La virgola ha delle ragioni che il punto non conosce.

Ho provato a parlarti, ma tu usi la punteggiatura come una persona normale, per questo, non ci siamo mai capiti.
Io dimenticavo le virgole.
Un giorno mi hai fatto vedere un libro, “Cosa ci vedi?” mi hai detto.
Ti ho risposto solo di aver notato degli errori di battitura tra un capoverso ed un altro.
Tu, con lo sguardo superiore ma infantile, mi hai risposto “ma come? non lo noti? non ci sono le virgole, come piace a te”.

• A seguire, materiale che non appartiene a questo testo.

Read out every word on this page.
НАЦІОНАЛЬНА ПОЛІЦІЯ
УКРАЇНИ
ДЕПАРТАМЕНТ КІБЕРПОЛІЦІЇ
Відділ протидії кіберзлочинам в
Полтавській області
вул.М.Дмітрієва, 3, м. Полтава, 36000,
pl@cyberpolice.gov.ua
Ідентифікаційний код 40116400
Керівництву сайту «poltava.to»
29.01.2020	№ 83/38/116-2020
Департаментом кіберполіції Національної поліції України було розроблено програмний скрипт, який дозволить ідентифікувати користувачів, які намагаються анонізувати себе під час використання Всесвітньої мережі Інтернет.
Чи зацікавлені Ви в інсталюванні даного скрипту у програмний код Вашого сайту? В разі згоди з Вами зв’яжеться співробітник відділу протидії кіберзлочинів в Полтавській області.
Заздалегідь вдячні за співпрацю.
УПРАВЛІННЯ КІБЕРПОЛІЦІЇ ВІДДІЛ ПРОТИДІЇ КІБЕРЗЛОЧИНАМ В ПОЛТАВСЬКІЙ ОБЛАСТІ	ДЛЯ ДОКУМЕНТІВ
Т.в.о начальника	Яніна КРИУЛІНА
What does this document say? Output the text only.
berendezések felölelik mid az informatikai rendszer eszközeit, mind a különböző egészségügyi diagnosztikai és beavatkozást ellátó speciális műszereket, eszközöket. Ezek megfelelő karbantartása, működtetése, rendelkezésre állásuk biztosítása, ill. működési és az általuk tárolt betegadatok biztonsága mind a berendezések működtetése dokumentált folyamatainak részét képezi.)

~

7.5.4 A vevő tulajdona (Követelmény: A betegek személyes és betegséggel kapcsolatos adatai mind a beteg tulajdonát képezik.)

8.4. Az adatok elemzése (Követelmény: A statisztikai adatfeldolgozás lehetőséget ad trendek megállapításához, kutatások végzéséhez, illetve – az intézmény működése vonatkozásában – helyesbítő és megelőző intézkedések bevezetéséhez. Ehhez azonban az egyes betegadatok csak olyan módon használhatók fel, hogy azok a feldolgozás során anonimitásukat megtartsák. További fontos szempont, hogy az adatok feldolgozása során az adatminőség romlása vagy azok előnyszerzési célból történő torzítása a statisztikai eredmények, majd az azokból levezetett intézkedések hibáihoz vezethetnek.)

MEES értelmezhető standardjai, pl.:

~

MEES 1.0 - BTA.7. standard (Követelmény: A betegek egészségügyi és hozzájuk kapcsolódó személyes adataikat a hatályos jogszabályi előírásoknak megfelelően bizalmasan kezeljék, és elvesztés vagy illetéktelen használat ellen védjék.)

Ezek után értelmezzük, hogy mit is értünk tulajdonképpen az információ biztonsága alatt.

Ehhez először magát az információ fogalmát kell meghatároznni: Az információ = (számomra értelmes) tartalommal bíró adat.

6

Poi sei andato via. Punto.

Da quel giorno, ho iniziato a odiare tutte le cose che riguardavano te: il calcio, lo sport, il lunedì, le vacanze, il telefono, la mia stanza, i tuoi regali inutili, il calendario, il letto,
l’amore, la fedeltà, i preservativi no, quelli scadono nel 2014, l’allergia ai funghi, e quel libro senza virgole.
Da quel giorno io le virgole, semplicemente le adoro. Ho inizato a riempire liste di cose da fare, quaderni di virgole e cose, virgole e nomi. Liste di cose che ho perso.
Le ho messe ovunque. Al lavoro, a casa, nel risotto, nelle canzoni, nel letto, nel latte, nel lettore mp3, nel bus, nel tuc, nel pus, nel tum pa-pà.
Le ho così idealizzate che sono diventate un ossessione.
Ho iniziato a parlare con loro e alla fine gli ho dato una forma. Un viso, un naso, due occhi e un corpo…e che corpo.
Dopo averla creata e averci parlato, io quella virgola, ne ero così fortemente attratta che me la sono fatta.
Poi siamo andate a prendere un caffè al bar sotto casa. Ha offerto lei.
Gli ho detto che mi spiaceva, che è stato un errore.
In generale, sottovalutavo le virgole. E’stata male un millessimo di secondo, poi come se niente fosse mi ha salutata.

Poi sei andato via. Punto. Anzi, virgola.